Department of Pharmaceutics, Rajiv Academy for Pharmacy, National Highway #2, P.O. Chhattikara, Mathura, Uttar Pradesh, 281001, India.
AAPS PharmSciTech. 2010 Jun;11(2):489-96. doi: 10.1208/s12249-010-9414-z. Epub 2010 Mar 23.
The objective of this study was to develop solid lipid nanoparticles (SLNs) of simvastatin and to optimize it for independent variables (amount of glycerol monostearate, concentration of poloxamer, and volume of isopropyl alcohol) in order to achieve desired particle size with maximum percent entrapment efficiency (% EE) and percent cumulative drug release (% CDR). To achieve our goal, eight formulations (F(1)-F(8)) of SLNs were prepared by solvent injection technique and optimized by 2(3) full-factorial design. The design was validated by extra design checkpoint formulation (F(9)), and the possible interactions between independent variables were studied. The responses of the design were analyzed using Design Expert 7.1.6. (Stat-Ease, Inc, USA), and the analytical tools of software were used to draw Pareto charts and response surface plots. On the basis of software analysis, formulation F(10) with a desirability factor of 0.611 was selected as optimized formulation and was evaluated for the independent parameters. Optimized formulation showed particle size of 258.5 nm, % EE of 75.81%, with of 82.67% CDR after 55 h. The release kinetics of the optimized formulation best fitted the Higuchi model, and the recrystallization index of optimized formulation was found to be 65.51%.

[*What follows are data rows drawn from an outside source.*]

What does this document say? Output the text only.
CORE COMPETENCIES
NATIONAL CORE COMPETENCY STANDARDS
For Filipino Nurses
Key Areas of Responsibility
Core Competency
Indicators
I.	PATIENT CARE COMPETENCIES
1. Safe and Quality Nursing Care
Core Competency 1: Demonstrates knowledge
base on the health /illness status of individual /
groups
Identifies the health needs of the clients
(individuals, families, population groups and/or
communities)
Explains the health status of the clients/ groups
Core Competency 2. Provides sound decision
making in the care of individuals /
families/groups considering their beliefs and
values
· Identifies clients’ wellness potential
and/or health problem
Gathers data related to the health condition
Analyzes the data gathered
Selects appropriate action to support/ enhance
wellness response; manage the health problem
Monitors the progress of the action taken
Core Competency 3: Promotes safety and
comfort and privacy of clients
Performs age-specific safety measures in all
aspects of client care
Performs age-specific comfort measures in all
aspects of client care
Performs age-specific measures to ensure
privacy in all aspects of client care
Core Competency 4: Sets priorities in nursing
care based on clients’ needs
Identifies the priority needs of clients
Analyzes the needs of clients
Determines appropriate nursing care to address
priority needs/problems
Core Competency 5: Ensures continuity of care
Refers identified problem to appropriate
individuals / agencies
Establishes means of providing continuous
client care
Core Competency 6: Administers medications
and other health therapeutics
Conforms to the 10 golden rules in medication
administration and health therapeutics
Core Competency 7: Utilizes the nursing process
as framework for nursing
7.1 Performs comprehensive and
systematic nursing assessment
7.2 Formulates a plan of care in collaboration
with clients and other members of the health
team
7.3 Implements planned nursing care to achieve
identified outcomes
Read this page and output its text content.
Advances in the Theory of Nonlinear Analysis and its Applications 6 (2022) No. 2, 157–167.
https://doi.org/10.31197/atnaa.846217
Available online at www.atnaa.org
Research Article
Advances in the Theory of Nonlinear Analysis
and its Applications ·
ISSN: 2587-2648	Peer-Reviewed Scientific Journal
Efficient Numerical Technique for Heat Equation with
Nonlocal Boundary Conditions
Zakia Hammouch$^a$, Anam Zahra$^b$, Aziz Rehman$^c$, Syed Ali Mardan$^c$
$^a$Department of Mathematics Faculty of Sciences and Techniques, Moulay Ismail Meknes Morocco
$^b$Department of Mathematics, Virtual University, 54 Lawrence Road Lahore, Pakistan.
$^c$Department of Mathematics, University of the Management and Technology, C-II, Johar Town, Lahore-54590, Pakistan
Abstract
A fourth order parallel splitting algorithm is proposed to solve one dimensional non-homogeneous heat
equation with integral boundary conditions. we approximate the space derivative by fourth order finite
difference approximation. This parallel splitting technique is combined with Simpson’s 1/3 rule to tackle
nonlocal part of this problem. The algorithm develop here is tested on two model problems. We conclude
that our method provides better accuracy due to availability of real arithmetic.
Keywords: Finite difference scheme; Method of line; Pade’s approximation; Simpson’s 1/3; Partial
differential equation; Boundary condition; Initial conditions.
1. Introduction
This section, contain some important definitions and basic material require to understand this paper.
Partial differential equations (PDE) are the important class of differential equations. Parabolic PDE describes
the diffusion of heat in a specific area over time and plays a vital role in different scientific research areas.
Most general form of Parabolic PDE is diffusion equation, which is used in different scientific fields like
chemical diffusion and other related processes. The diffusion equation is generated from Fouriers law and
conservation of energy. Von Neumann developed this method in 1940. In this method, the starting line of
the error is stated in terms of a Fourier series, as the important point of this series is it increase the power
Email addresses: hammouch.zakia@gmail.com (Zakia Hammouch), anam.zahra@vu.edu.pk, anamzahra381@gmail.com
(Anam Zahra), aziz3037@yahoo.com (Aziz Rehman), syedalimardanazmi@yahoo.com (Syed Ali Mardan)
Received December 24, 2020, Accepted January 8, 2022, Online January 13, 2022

本研究旨在开发辛伐他汀固体脂质纳米粒(SLN),并对其进行优化,以独立变量(甘油单硬脂酸酯的用量、泊洛沙姆浓度和异丙醇体积)为变量,以达到所需的粒径,同时获得最大的包封效率(% EE)和累积药物释放百分比(% CDR)。为了实现这一目标,我们采用溶剂注入技术制备了 8 种辛伐他汀 SLN 制剂(F(1)-F(8)),并通过 2(3)完全析因设计进行了优化。通过额外的设计检查点制剂(F(9))验证了设计的有效性,并研究了独立变量之间的可能相互作用。使用 Design Expert 7.1.6(Stat-Ease,Inc,美国)对设计的响应进行了分析,并使用软件的分析工具绘制了 Pareto 图和响应面图。基于软件分析,选择具有 0.611 理想因子的制剂 F(10)作为优化制剂,并对其进行了独立参数的评估。优化制剂的粒径为 258.5nm,包封率为 75.81%,82.67%的药物在 55 小时后释放。优化制剂的释放动力学最符合 Higuchi 模型,并且优化制剂的重结晶指数为 65.51%。